= Morecambe and Wise: Bring Me Sunshine =

Bring Me Sunshine was originally a three-part retrospective in tribute to Eric Morecambe and was hosted by the comedian and author Ben Elton, who is a big fan of Morecambe and Wise; the first episode was screened on 14 May 1994, which would have been his 68th birthday and featured interviews with many people who had guest starred in The Morecambe & Wise Show during its run from 1968 to 1977 and also had a host of memorable clips from the shows. Those interviewed included John Thaw, Roy Castle who died a few months afterwards, Diana Rigg as well as comments and tributes from modern day double acts Hale & Pace and Fry & Laurie.
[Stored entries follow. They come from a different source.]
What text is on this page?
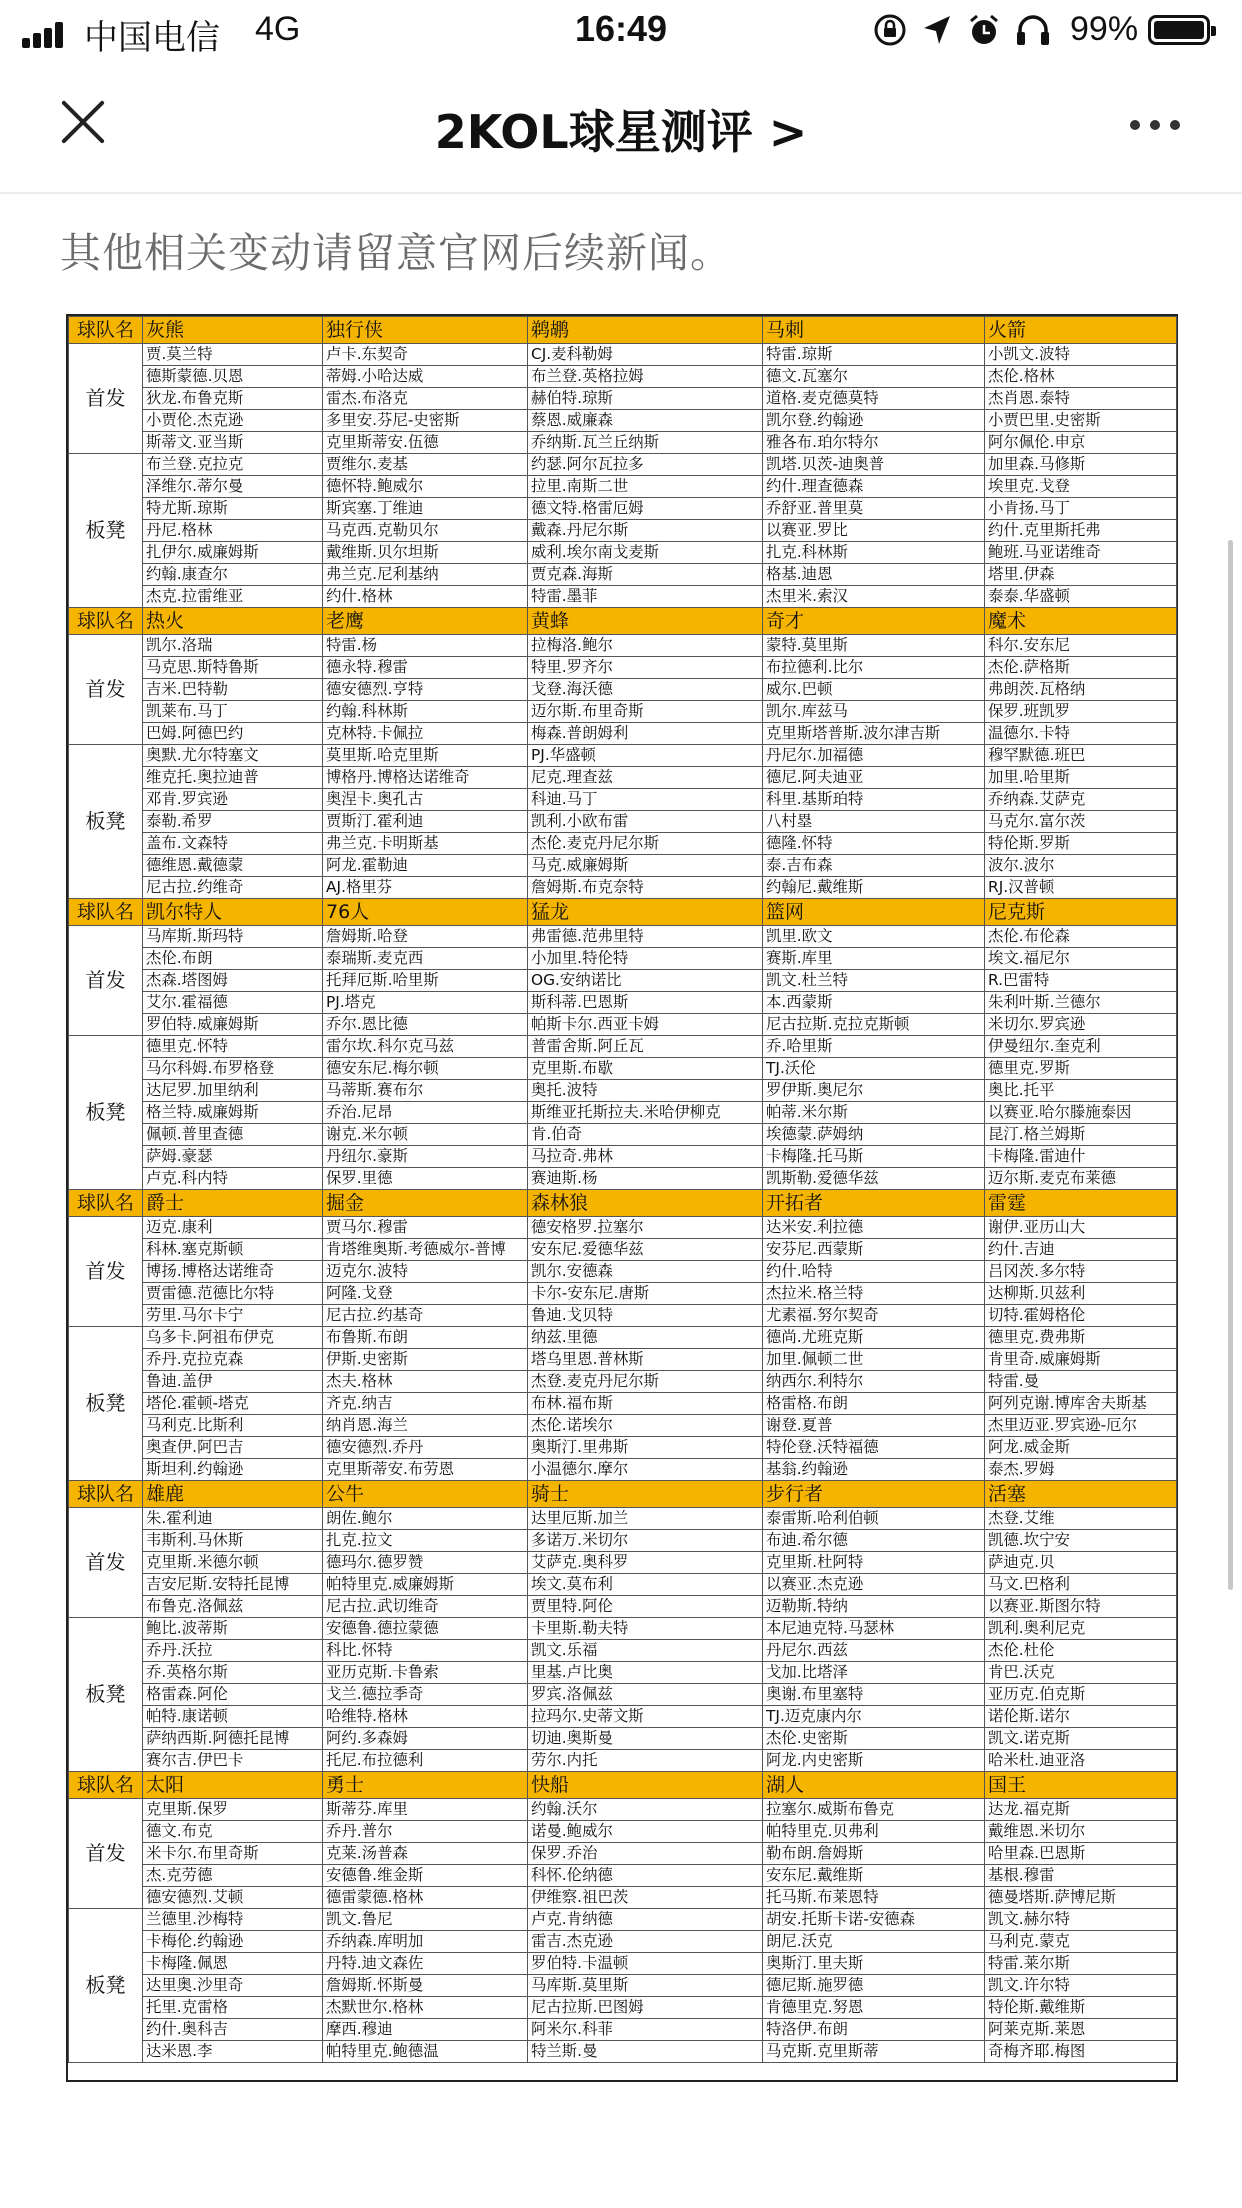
中国电信 4G	16:49	99%
2KOL球星测评 >
其他相关变动请留意官网后续新闻。
球队名	灰熊	独行侠	鹈鹕	马刺	火箭
首发	贾.莫兰特	卢卡.东契奇	CJ.麦科勒姆	特雷.琼斯	小凯文.波特
	德斯蒙德.贝恩	蒂姆.小哈达威	布兰登.英格拉姆	德文.瓦塞尔	杰伦.格林
	狄龙.布鲁克斯	雷杰.布洛克	赫伯特.琼斯	道格.麦克德莫特	杰肖恩.泰特
	小贾伦.杰克逊	多里安.芬尼-史密斯	蔡恩.威廉森	凯尔登.约翰逊	小贾巴里.史密斯
	斯蒂文.亚当斯	克里斯蒂安.伍德	乔纳斯.瓦兰丘纳斯	雅各布.珀尔特尔	阿尔佩伦.申京
板凳	布兰登.克拉克	贾维尔.麦基	约瑟.阿尔瓦拉多	凯塔.贝茨-迪奥普	加里森.马修斯
	泽维尔.蒂尔曼	德怀特.鲍威尔	拉里.南斯二世	约什.理查德森	埃里克.戈登
	特尤斯.琼斯	斯宾塞.丁维迪	德文特.格雷厄姆	乔舒亚.普里莫	小肯扬.马丁
	丹尼.格林	马克西.克勒贝尔	戴森.丹尼尔斯	以赛亚.罗比	约什.克里斯托弗
	扎伊尔.威廉姆斯	戴维斯.贝尔坦斯	威利.埃尔南戈麦斯	扎克.科林斯	鲍班.马亚诺维奇
	约翰.康查尔	弗兰克.尼利基纳	贾克森.海斯	格基.迪恩	塔里.伊森
	杰克.拉雷维亚	约什.格林	特雷.墨菲	杰里米.索汉	泰泰.华盛顿
球队名	热火	老鹰	黄蜂	奇才	魔术
首发	凯尔.洛瑞	特雷.杨	拉梅洛.鲍尔	蒙特.莫里斯	科尔.安东尼
	马克思.斯特鲁斯	德永特.穆雷	特里.罗齐尔	布拉德利.比尔	杰伦.萨格斯
	吉米.巴特勒	德安德烈.亨特	戈登.海沃德	威尔.巴顿	弗朗茨.瓦格纳
	凯莱布.马丁	约翰.科林斯	迈尔斯.布里奇斯	凯尔.库兹马	保罗.班凯罗
	巴姆.阿德巴约	克林特.卡佩拉	梅森.普朗姆利	克里斯塔普斯.波尔津吉斯	温德尔.卡特
板凳	奥默.尤尔特塞文	莫里斯.哈克里斯	PJ.华盛顿	丹尼尔.加福德	穆罕默德.班巴
	维克托.奥拉迪普	博格丹.博格达诺维奇	尼克.理查兹	德尼.阿夫迪亚	加里.哈里斯
	邓肯.罗宾逊	奥涅卡.奥孔古	科迪.马丁	科里.基斯珀特	乔纳森.艾萨克
	泰勒.希罗	贾斯汀.霍利迪	凯利.小欧布雷	八村塁	马克尔.富尔茨
	盖布.文森特	弗兰克.卡明斯基	杰伦.麦克丹尼尔斯	德隆.怀特	特伦斯.罗斯
	德维恩.戴德蒙	阿龙.霍勒迪	马克.威廉姆斯	泰.吉布森	波尔.波尔
	尼古拉.约维奇	AJ.格里芬	詹姆斯.布克奈特	约翰尼.戴维斯	RJ.汉普顿
球队名	凯尔特人	76人	猛龙	篮网	尼克斯
首发	马库斯.斯玛特	詹姆斯.哈登	弗雷德.范弗里特	凯里.欧文	杰伦.布伦森
	杰伦.布朗	泰瑞斯.麦克西	小加里.特伦特	赛斯.库里	埃文.福尼尔
	杰森.塔图姆	托拜厄斯.哈里斯	OG.安纳诺比	凯文.杜兰特	R.巴雷特
	艾尔.霍福德	PJ.塔克	斯科蒂.巴恩斯	本.西蒙斯	朱利叶斯.兰德尔
	罗伯特.威廉姆斯	乔尔.恩比德	帕斯卡尔.西亚卡姆	尼古拉斯.克拉克斯顿	米切尔.罗宾逊
板凳	德里克.怀特	雷尔坎.科尔克马兹	普雷舍斯.阿丘瓦	乔.哈里斯	伊曼纽尔.奎克利
	马尔科姆.布罗格登	德安东尼.梅尔顿	克里斯.布歇	TJ.沃伦	德里克.罗斯
	达尼罗.加里纳利	马蒂斯.赛布尔	奥托.波特	罗伊斯.奥尼尔	奥比.托平
	格兰特.威廉姆斯	乔治.尼昂	斯维亚托斯拉夫.米哈伊柳克	帕蒂.米尔斯	以赛亚.哈尔滕施泰因
	佩顿.普里查德	谢克.米尔顿	肯.伯奇	埃德蒙.萨姆纳	昆汀.格兰姆斯
	萨姆.豪瑟	丹纽尔.豪斯	马拉奇.弗林	卡梅隆.托马斯	卡梅隆.雷迪什
	卢克.科内特	保罗.里德	赛迪斯.杨	凯斯勒.爱德华兹	迈尔斯.麦克布莱德
球队名	爵士	掘金	森林狼	开拓者	雷霆
首发	迈克.康利	贾马尔.穆雷	德安格罗.拉塞尔	达米安.利拉德	谢伊.亚历山大
	科林.塞克斯顿	肯塔维奥斯.考德威尔-普博	安东尼.爱德华兹	安芬尼.西蒙斯	约什.吉迪
	博扬.博格达诺维奇	迈克尔.波特	凯尔.安德森	约什.哈特	吕冈茨.多尔特
	贾雷德.范德比尔特	阿隆.戈登	卡尔-安东尼.唐斯	杰拉米.格兰特	达柳斯.贝兹利
	劳里.马尔卡宁	尼古拉.约基奇	鲁迪.戈贝特	尤素福.努尔契奇	切特.霍姆格伦
板凳	乌多卡.阿祖布伊克	布鲁斯.布朗	纳兹.里德	德尚.尤班克斯	德里克.费弗斯
	乔丹.克拉克森	伊斯.史密斯	塔乌里恩.普林斯	加里.佩顿二世	肯里奇.威廉姆斯
	鲁迪.盖伊	杰夫.格林	杰登.麦克丹尼尔斯	纳西尔.利特尔	特雷.曼
	塔伦.霍顿-塔克	齐克.纳吉	布林.福布斯	格雷格.布朗	阿列克谢.博库舍夫斯基
	马利克.比斯利	纳肖恩.海兰	杰伦.诺埃尔	谢登.夏普	杰里迈亚.罗宾逊-厄尔
	奥查伊.阿巴吉	德安德烈.乔丹	奥斯汀.里弗斯	特伦登.沃特福德	阿龙.威金斯
	斯坦利.约翰逊	克里斯蒂安.布劳恩	小温德尔.摩尔	基翁.约翰逊	泰杰.罗姆
球队名	雄鹿	公牛	骑士	步行者	活塞
首发	朱.霍利迪	朗佐.鲍尔	达里厄斯.加兰	泰雷斯.哈利伯顿	杰登.艾维
	韦斯利.马休斯	扎克.拉文	多诺万.米切尔	布迪.希尔德	凯德.坎宁安
	克里斯.米德尔顿	德玛尔.德罗赞	艾萨克.奥科罗	克里斯.杜阿特	萨迪克.贝
	吉安尼斯.安特托昆博	帕特里克.威廉姆斯	埃文.莫布利	以赛亚.杰克逊	马文.巴格利
	布鲁克.洛佩兹	尼古拉.武切维奇	贾里特.阿伦	迈勒斯.特纳	以赛亚.斯图尔特
板凳	鲍比.波蒂斯	安德鲁.德拉蒙德	卡里斯.勒夫特	本尼迪克特.马瑟林	凯利.奥利尼克
	乔丹.沃拉	科比.怀特	凯文.乐福	丹尼尔.西兹	杰伦.杜伦
	乔.英格尔斯	亚历克斯.卡鲁索	里基.卢比奥	戈加.比塔泽	肯巴.沃克
	格雷森.阿伦	戈兰.德拉季奇	罗宾.洛佩兹	奥谢.布里塞特	亚历克.伯克斯
	帕特.康诺顿	哈维特.格林	拉玛尔.史蒂文斯	TJ.迈克康内尔	诺伦斯.诺尔
	萨纳西斯.阿德托昆博	阿约.多森姆	切迪.奥斯曼	杰伦.史密斯	凯文.诺克斯
	赛尔吉.伊巴卡	托尼.布拉德利	劳尔.内托	阿龙.内史密斯	哈米杜.迪亚洛
球队名	太阳	勇士	快船	湖人	国王
首发	克里斯.保罗	斯蒂芬.库里	约翰.沃尔	拉塞尔.威斯布鲁克	达龙.福克斯
	德文.布克	乔丹.普尔	诺曼.鲍威尔	帕特里克.贝弗利	戴维恩.米切尔
	米卡尔.布里奇斯	克莱.汤普森	保罗.乔治	勒布朗.詹姆斯	哈里森.巴恩斯
	杰.克劳德	安德鲁.维金斯	科怀.伦纳德	安东尼.戴维斯	基根.穆雷
	德安德烈.艾顿	德雷蒙德.格林	伊维察.祖巴茨	托马斯.布莱恩特	德曼塔斯.萨博尼斯
板凳	兰德里.沙梅特	凯文.鲁尼	卢克.肯纳德	胡安.托斯卡诺-安德森	凯文.赫尔特
	卡梅伦.约翰逊	乔纳森.库明加	雷吉.杰克逊	朗尼.沃克	马利克.蒙克
	卡梅隆.佩恩	丹特.迪文森佐	罗伯特.卡温顿	奥斯汀.里夫斯	特雷.莱尔斯
	达里奥.沙里奇	詹姆斯.怀斯曼	马库斯.莫里斯	德尼斯.施罗德	凯文.许尔特
	托里.克雷格	杰默世尔.格林	尼古拉斯.巴图姆	肯德里克.努恩	特伦斯.戴维斯
	约什.奥科吉	摩西.穆迪	阿米尔.科菲	特洛伊.布朗	阿莱克斯.莱恩
	达米恩.李	帕特里克.鲍德温	特兰斯.曼	马克斯.克里斯蒂	奇梅齐耶.梅图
Such was the popularity of the show (which aired in a Saturday evening prime-time slot) that three further editions were hastily commissioned and shown on BBC1 but the three later additions did not include interviews, just classic clips. This meant that the duo, having last performed together in late 1983, made an unexpected and triumphant return to prime time television after a break of over 10 years. Ernie Wise was not asked to participate, which upset him; he was quoted as saying "...you'd have thought they'd have asked for my memories...". The BBC said they didn't want "Too many talking heads". However, the fact that Wise was recovering from a minor stroke he suffered just before Christmas 1993 might have been a factor in his exclusion.

The programmes did much to lift the profile of the double-act, and began a resurgence of interest in their work. In August 1998, Wise was asked to take part in the documentary Bring Me Sunshine: The Heart and Soul of Eric Morecambe. He agreed to do so but he was too ill by the time he was due to be interviewed in late 1998. He died on 21 March 1999.